Si nous prenons une comparaison : la dette grecque s’élevait en 2009 avant le prêt de sauvetage du FMI et de l’UE (Commission européenne, États membres de la zone euro et BCE) à environ 126 % du PIB ; au début 2015 avant que le parti de gauche Syriza arrive au gouvernement, la dette représentait 180% du PIB ; en 2020, elle a atteint 206% et au début 2023 environ 171%. En chiffres absolu, la dette publique grecque avant l’aide du FMI et de l’UE s’élevait à 301 milliards € ; en 2015, après 5 ans de prêts du FMI et de l’UE elle atteignait 311 milliards € et, au début 2023, elle a atteint 356 milliards €. En résumé, les soi- disant aides de l’UE et du FMI sous formes de prêts sont des cadeaux empoisonnés qui maintiennent le pays sous la férule des créanciers[2].
La conclusion pour la Grèce et pour l’Ukraine : la soi-disant aide financière sous forme de crédits représente un coût politique et social très élevé : privatisations qui se font au profit d’entreprises étrangères très souvent ; baisse des salaires ; précarisation des conditions de travail ; législation restreignant l’exercice du droit de grève et de négociation collective,… En plus, la dette augmente et représente en permanence un moyen de pression des créanciers sur les autorités du pays.

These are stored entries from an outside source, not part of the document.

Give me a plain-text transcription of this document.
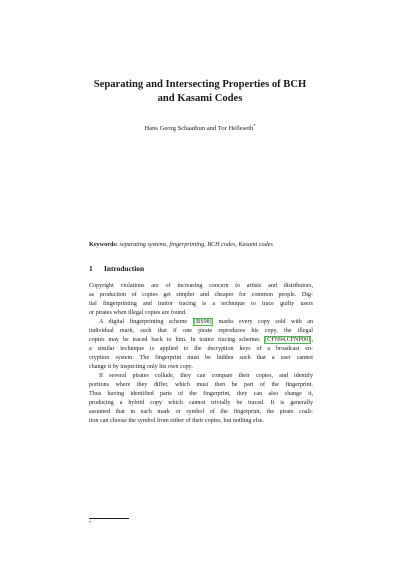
Separating and Intersecting Properties of BCH
and Kasami Codes
Hans Georg Schaathun and Tor Helleseth*
Keywords: separating systems, fingerprinting, BCH codes, Kasami codes
1 Introduction
Copyright violations are of increasing concern to artists and distributors,
as production of copies get simpler and cheaper for common people. Dig-
ital fingerprinting and traitor tracing is a technique to trace guilty users
or pirates when illegal copies are found.
A digital fingerprinting scheme [BS98] marks every copy sold with an
individual mark, such that if one pirate reproduces his copy, the illegal
copies may be traced back to him. In traitor tracing schemes [CFN94,CFNP00] ,
a similar technique is applied to the decryption keys of a broadcast en-
cryption system. The fingerprint must be hidden such that a user cannot
change it by inspecting only his own copy.
If several pirates collude, they can compare their copies, and identify
portions where they differ, which must then be part of the fingerprint.
Thus having identified parts of the fingerprint, they can also change it,
producing a hybrid copy which cannot trivially be traced. It is generally
assumed that in each mark or symbol of the fingerprint, the pirate coali-
tion can choose the symbol from either of their copies, but nothing else.
*
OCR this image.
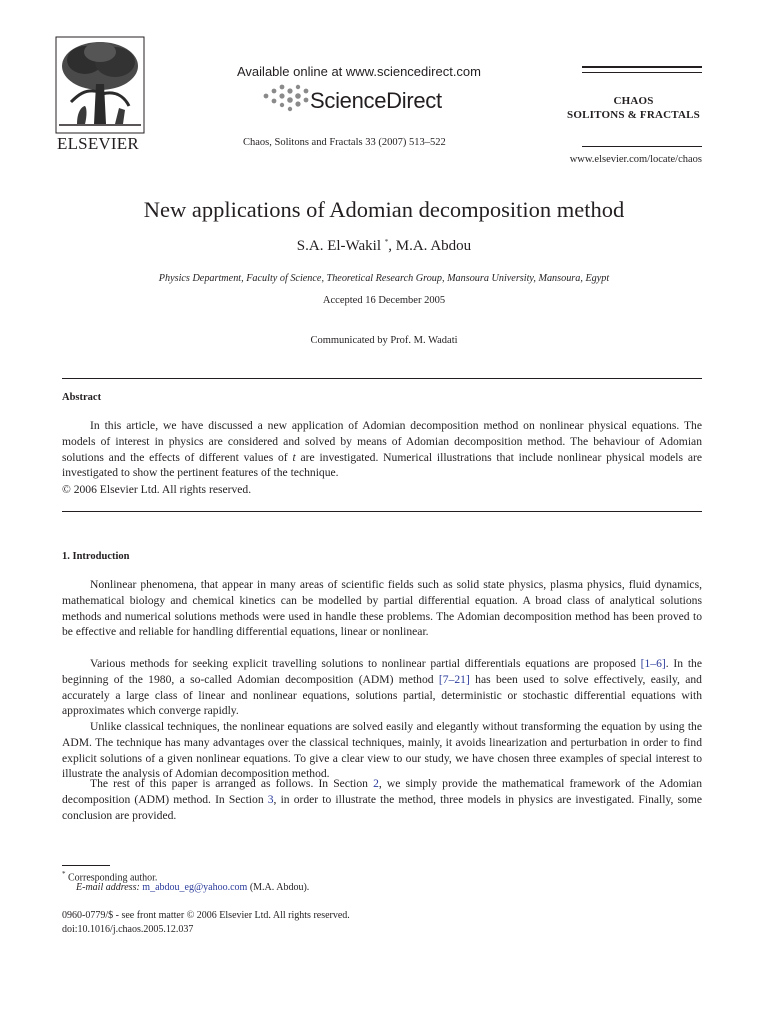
ELSEVIER
Available online at www.sciencedirect.com
ScienceDirect
Chaos, Solitons and Fractals 33 (2007) 513–522
CHAOS
SOLITONS & FRACTALS
www.elsevier.com/locate/chaos
New applications of Adomian decomposition method
S.A. El-Wakil *, M.A. Abdou
Physics Department, Faculty of Science, Theoretical Research Group, Mansoura University, Mansoura, Egypt
Accepted 16 December 2005
Communicated by Prof. M. Wadati
Abstract

In this article, we have discussed a new application of Adomian decomposition method on nonlinear physical equations. The models of interest in physics are considered and solved by means of Adomian decomposition method. The behaviour of Adomian solutions and the effects of different values of t are investigated. Numerical illustrations that include nonlinear physical models are investigated to show the pertinent features of the technique.

© 2006 Elsevier Ltd. All rights reserved.

1. Introduction

Nonlinear phenomena, that appear in many areas of scientific fields such as solid state physics, plasma physics, fluid dynamics, mathematical biology and chemical kinetics can be modelled by partial differential equation. A broad class of analytical solutions methods and numerical solutions methods were used in handle these problems. The Adomian decomposition method has been proved to be effective and reliable for handling differential equations, linear or nonlinear.

Various methods for seeking explicit travelling solutions to nonlinear partial differentials equations are proposed [1–6]. In the beginning of the 1980, a so-called Adomian decomposition (ADM) method [7–21] has been used to solve effectively, easily, and accurately a large class of linear and nonlinear equations, solutions partial, deterministic or stochastic differential equations with approximates which converge rapidly.

Unlike classical techniques, the nonlinear equations are solved easily and elegantly without transforming the equation by using the ADM. The technique has many advantages over the classical techniques, mainly, it avoids linearization and perturbation in order to find explicit solutions of a given nonlinear equations. To give a clear view to our study, we have chosen three examples of special interest to illustrate the analysis of Adomian decomposition method.

The rest of this paper is arranged as follows. In Section 2, we simply provide the mathematical framework of the Adomian decomposition (ADM) method. In Section 3, in order to illustrate the method, three models in physics are investigated. Finally, some conclusion are provided.

* Corresponding author.
E-mail address: m_abdou_eg@yahoo.com (M.A. Abdou).
0960-0779/$ - see front matter © 2006 Elsevier Ltd. All rights reserved.
doi:10.1016/j.chaos.2005.12.037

Du côté des États-Unis, ceux-ci ont fait le choix de reproduire ce qu’ils avaient fait avec le Plan Marshall à la fin des années 1940 pour la reconstruction de l’économie de leurs alliés d’Europe occidentale, à savoir des dons et non des prêts. Jusqu’ici, ils se sont engagés à fournir plus de 73 milliards. L’aide financière qu’ils apportent sous forme de dons est en partie dépensée en achat de produits et de services vendus par des entreprises des États-Unis. Les États-Unis apparaissent comme le bon flic financier à côté des mauvais flics financiers que sont l’UE, le FMI, la Banque mondiale, la BEI (Banque Européenne d’Investissement), la BERD (Banque Européenne pour la Reconstruction et le Développement),…En ce qui concerne le FMI, la Banque mondiale, la BEI et la BERD, il s’agit, tout comme pour l’UE, de prêts remboursables intégralement et sur lesquels s’ajoutent des intérêts importants.Donc il est clair que les aides vont très fortement augmenter la dette de l’Ukraine dans les années à venir. L’augmentation se comptera en dizaines de milliards de dollars mais on ne s’en apercevra que progressivement. D’après mes calculs, concernant les prêts des pays d’Europe occidentale (UE et autres comme la Grande Bretagne), du FMI, de la Banque mondiale et de la BEI, la dette à l’égard de ces créanciers augmentera d’au moins 50 milliards de dollars.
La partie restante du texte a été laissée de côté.